Amerikalı stratejistler ABD-Çin rekabetine ‘tarihsel dayanaklar’ oluşturmaya da çalışıyorlar. Prof. Donald Kagan başta olmak üzere birçok tarihçi Antik Yunan’da “Sparta (Peloponnesos Birliği)” ile “Atina İmparatorluğu (Delos Birliği)” arasında savaşla sonuçlanan rekabeti “Soğuk Savaş” dönemine uyarlamıştılar. “Neocon tarihçi” olarak bilinen Kagan’ın ilhâm kaynağı 2400 yıl önce Atinalı General Thukydides tarafından yazılan “Peloponnesos Savaşları Tarihi”ydi. Thukydides bu savaşları Atina’nın yükselişinin Sparta’da uyandırdığı korkuya bağlar. Kagan’ın klişesi “yerleşik güç” ile” yükselen güç” arasındaki rekabetin savaşla sonuçlanacağı idi. “Soğuk Savaş” döneminde ABD “Atina”, Sovyetler Birliği’yse “Sparta”ydı.
“Yükselen Güç-Yerleşik Güç” klişesi “1914 Öncesi”nde Almanya ve İngiltere için kullanıldı. Liberal Kapitalizmin merkezi İngiltere’de Alman mallarının piyasaya girmesine tepki gösterenler az değildi. İngiliz Gazeteci Valentine Chirol 1900’de bir arkadaşına, “Almanya bize Fransa’dan da, Rusya’dan da daha kökten düşman, ama henüz hazır değiller.

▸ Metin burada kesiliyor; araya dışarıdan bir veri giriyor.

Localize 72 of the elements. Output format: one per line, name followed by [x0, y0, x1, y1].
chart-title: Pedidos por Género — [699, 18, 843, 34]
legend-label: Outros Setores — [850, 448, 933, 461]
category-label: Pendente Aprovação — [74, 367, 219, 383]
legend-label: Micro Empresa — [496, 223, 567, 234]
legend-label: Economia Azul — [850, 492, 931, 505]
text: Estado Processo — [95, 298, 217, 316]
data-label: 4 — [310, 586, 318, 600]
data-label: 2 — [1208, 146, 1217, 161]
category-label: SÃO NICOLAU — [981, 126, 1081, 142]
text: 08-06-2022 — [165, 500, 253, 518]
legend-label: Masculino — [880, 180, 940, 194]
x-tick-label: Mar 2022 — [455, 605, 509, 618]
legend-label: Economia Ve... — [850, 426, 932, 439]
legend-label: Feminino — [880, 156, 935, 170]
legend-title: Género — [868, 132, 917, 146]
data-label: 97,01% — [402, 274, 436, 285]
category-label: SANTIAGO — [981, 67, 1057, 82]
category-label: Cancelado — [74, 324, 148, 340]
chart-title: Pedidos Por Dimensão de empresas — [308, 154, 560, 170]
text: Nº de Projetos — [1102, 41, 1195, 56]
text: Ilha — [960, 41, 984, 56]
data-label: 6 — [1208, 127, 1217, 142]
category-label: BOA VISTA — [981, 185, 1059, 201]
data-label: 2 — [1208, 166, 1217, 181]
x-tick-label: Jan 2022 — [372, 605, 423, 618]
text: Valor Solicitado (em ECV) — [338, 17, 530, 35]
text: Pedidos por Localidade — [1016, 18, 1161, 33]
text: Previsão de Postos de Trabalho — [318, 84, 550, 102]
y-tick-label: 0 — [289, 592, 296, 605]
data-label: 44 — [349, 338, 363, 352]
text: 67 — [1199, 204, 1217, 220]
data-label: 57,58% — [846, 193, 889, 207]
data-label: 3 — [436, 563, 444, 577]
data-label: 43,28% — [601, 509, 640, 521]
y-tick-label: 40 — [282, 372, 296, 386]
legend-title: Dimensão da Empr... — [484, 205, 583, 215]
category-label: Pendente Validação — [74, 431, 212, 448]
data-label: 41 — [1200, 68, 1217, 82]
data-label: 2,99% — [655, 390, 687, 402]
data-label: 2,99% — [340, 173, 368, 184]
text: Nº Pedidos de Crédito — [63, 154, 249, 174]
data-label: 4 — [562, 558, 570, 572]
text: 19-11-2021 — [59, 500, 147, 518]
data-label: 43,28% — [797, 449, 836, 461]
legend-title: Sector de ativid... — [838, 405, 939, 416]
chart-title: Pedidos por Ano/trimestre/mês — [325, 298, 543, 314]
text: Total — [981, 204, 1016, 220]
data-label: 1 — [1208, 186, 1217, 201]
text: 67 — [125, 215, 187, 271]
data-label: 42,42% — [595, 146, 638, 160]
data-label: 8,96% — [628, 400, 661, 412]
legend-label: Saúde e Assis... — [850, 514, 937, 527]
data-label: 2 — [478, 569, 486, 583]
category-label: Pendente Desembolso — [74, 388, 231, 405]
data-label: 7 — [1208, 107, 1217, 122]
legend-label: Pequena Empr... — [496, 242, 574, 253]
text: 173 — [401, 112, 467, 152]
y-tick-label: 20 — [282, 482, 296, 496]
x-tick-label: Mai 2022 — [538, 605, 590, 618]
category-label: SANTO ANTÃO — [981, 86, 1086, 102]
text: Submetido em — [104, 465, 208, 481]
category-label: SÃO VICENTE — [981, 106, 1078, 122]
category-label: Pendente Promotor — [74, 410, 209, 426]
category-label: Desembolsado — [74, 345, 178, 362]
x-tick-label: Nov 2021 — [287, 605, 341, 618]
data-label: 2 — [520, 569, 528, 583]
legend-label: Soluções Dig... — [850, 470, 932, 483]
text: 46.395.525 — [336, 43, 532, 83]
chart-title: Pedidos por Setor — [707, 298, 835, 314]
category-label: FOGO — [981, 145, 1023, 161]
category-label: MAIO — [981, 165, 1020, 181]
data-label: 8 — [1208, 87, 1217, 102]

Bizi yaprak yaprak yolunacak bir enginar olarak görüyorlar” diye yazıyordu. 1897’de yayınladığı “Alman Tehdidi ve İngiliz Savunucuları” kitabında liberal politikacıları eleştiren Ernest Edwin Wliiams ise “ticari korumacılığı” savunuyordu(Trump’ın Ticaret Savaşları’nı hatırlayın).
“Alman Korkusu” İngiliz romanlarına da yansıyacaktı. Erskine Childers’ın 1903’te yayınlanan “Kumların Bilmecesi” romanında İngiltere “Alman istilası”na maruz kalıyordu. William Le Queux’un “1910 İşgali” romanıysa Almanya’nın yükselen deniz gücü karşısında İngiltere’nin zayıflığı etrafında dönüyordu. “Daily Mail” gazetesi romanı dizi olarak yayınladı. İngiliz tarihçi Margaret MacMillan “Barışa Son Veren Savaş” kitabında bunları detaylarıyla anlatıyor.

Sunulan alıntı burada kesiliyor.